Он смотрел на нее удивительными, совсем новыми, огромными серыми глазами. И ей вдруг стало страшно.

— И волосы лиловые... Все в мире так сложно. А мы ничего не знаем. У розы, например, голубой вечерний запах. Он звучит, как струна виолончели, когда ее коснешься в глухой комнате. А у бодяка, у чертополоха запах пестрый, шмелиный, и он совсем как басовое «до».

Непонятные глаза, кажется, видели ее до самого дна.

— А твои волосы пахнут дурманом и потому, конечно, лиловые.

Кони глотали широкий, добрый и страшный простор.

***

Толпа дворян шла подземным ходом к каменной башне Раубича. Сам пан шагал впереди с канделябром в руке. Шаги глухо звучали под серыми, словно запыленными, сводами. Вычурные черные тени бросались во все стороны на каждом повороте.

Шли в молчании, которое даже угнетало. Пятнадцать человек не хотели обмолвиться и словом.

Наконец пан Ярош сказал глухим голосом:

— Ступеньки, господа.

Начали подниматься. Потом Раубич отворил железную дверь и гурьба вышла на дневной свет, падавший сквозь зарешеченное окно в большущее подземелье с каменным полом и сводчатым по­толком.

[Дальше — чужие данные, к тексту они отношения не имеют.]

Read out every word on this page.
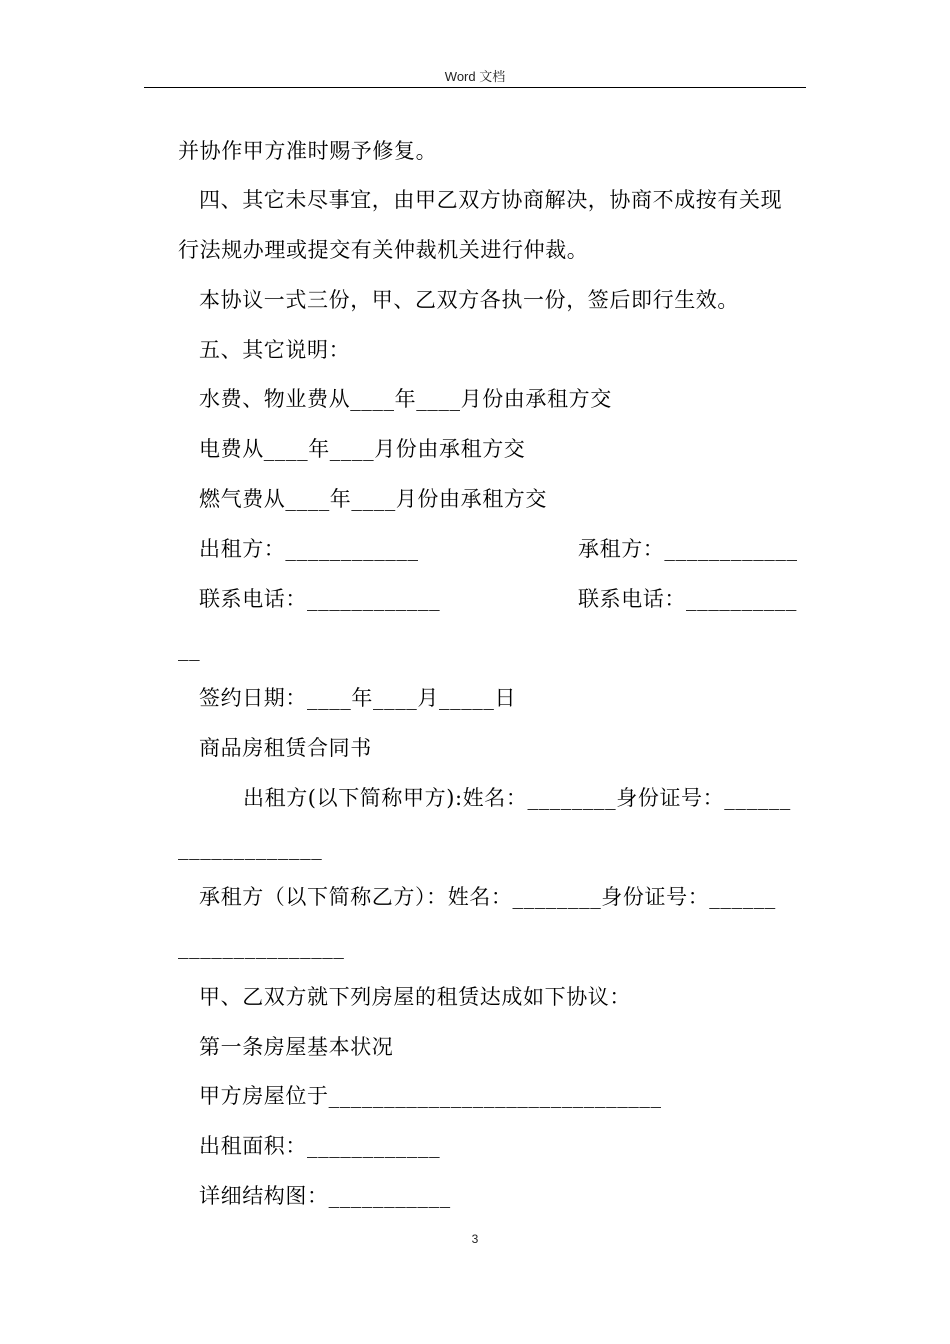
Word 文档
并协作甲方准时赐予修复。
四、其它未尽事宜，由甲乙双方协商解决，协商不成按有关现
行法规办理或提交有关仲裁机关进行仲裁。
本协议一式三份，甲、乙双方各执一份，签后即行生效。
五、其它说明：
水费、物业费从____年____月份由承租方交
电费从____年____月份由承租方交
燃气费从____年____月份由承租方交
出租方：____________	承租方：____________
联系电话：____________	联系电话：__________
__
签约日期：____年____月_____日
商品房租赁合同书
出租方(以下简称甲方):姓名：________身份证号：______
_____________
承租方（以下简称乙方）：姓名：________身份证号：______
_______________
甲、乙双方就下列房屋的租赁达成如下协议：
第一条房屋基本状况
甲方房屋位于______________________________
出租面积：____________
详细结构图：___________
3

Остро шибануло в лица сладковатой серной вонью. На столах стояли колбы, реторты, пылал в чугунах огонь. Легкий дымок тя­нулся в вытяжной колпак.

Четыре человека поднялись со своих мест, когда толпа втя­нулась в подземелье. Смотрели, словно ожидая, настороженно и недобро. Суконные плащи. Бледные, словно фарфоровые, лица людей, редко видевшие солнце. Бледные, как ростки картошки в погребе.